Allerdings: Die Kammer hat nur 60.000 Euro dafür in der Kasse. Sie leistet nur Anzahlungen, holt sich das Geld für die sogenannte Verfahrenshilfe dann vom Staat zurück. Abgewickelt wird das alles über den Österreichischen Rechtsanwaltskammertag (Örak). Im Fall Buwog teilt die Wiener Anwaltskammer also die vorhandenen 60.000 Euro durch fünf. Neben den zwei angeklagten Ex-Lobbyisten fehlt drei weitere Angeklagten das Geld für einen Anwalt.

Aufwendiges System

Mit den 12.000 Euro je Nase wird es aber nicht getan sein. Denn die fünf Pflichtverteidiger wie Jörg Zarbl (Meischberger) oder Leonhard Kregcjk (Hochegger) haben für ihre Leistungen im Jahr 2018 Honorarnoten in der Höhe von rund 600.000 Euro gelegt – und zwar jeder von ihnen. Macht in Summe rund drei Millionen Euro (minus 25 Prozent, die auf jeden Fall abgezogen werden).

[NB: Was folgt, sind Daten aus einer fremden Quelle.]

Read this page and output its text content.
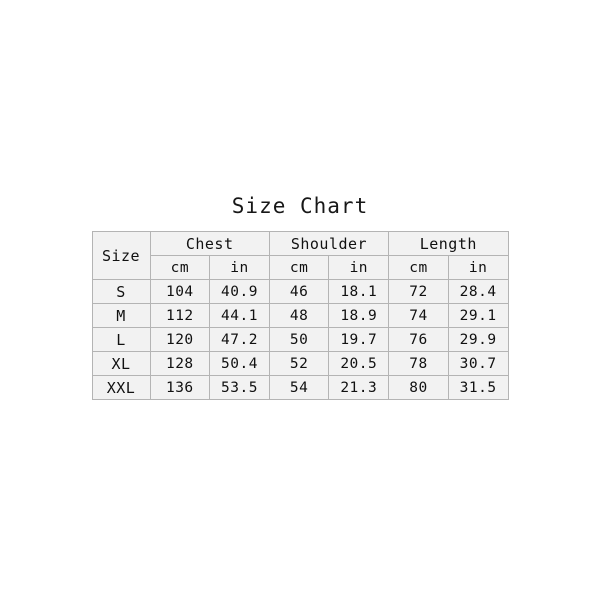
Size Chart
Size	Chest		Shoulder		Length	
	cm	in	cm	in	cm	in
S	104	40.9	46	18.1	72	28.4
M	112	44.1	48	18.9	74	29.1
L	120	47.2	50	19.7	76	29.9
XL	128	50.4	52	20.5	78	30.7
XXL	136	53.5	54	21.3	80	31.5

Auf dieses Geld werden die Verteidiger noch länger warten. Denn das Procedere ist aufwendig und langwierig. Die Anwaltskammer verteilt das, was sie von der Republik als Vorschuss auf die "Sonderpauschalvergütung" für Verfahrenshelfer in Großverfahren bekommen hat. Danach muss sie neue Anträge stellen. Die Leistungen der Anwälte werden penibel geprüft, die Kammern entscheiden in Bescheidform, all das dauert. Die Verteidiger haben nur einen Anspruch gegenüber ihrer Kammer, nicht gegenüber dem Staat.

Lukrative Großverfahren

Kurzer Einschub zur Begriffsklärung: Eine bestimmte Zahl von Verfahrenshilfemandaten muss jeder Rechtsanwalt übernehmen, bezahlt bekommt er dafür nichts. Die Republik überweist dem Örak für diese Dienste am Rechtsstaat pauschal 18 Millionen Euro; das Geld fließt in den Fonds für Anwaltspensionen. Allerdings geben viele Anwälte diese Mandate an Kollegen weiter. Zur Erinnerung: Der erste Buwog-Prozesstag war am 12. Dezember 2017, seither sind 111 Verhandlungstage vergangen. Ein Ende des Verfahrens erster Instanz ist nicht in Sicht.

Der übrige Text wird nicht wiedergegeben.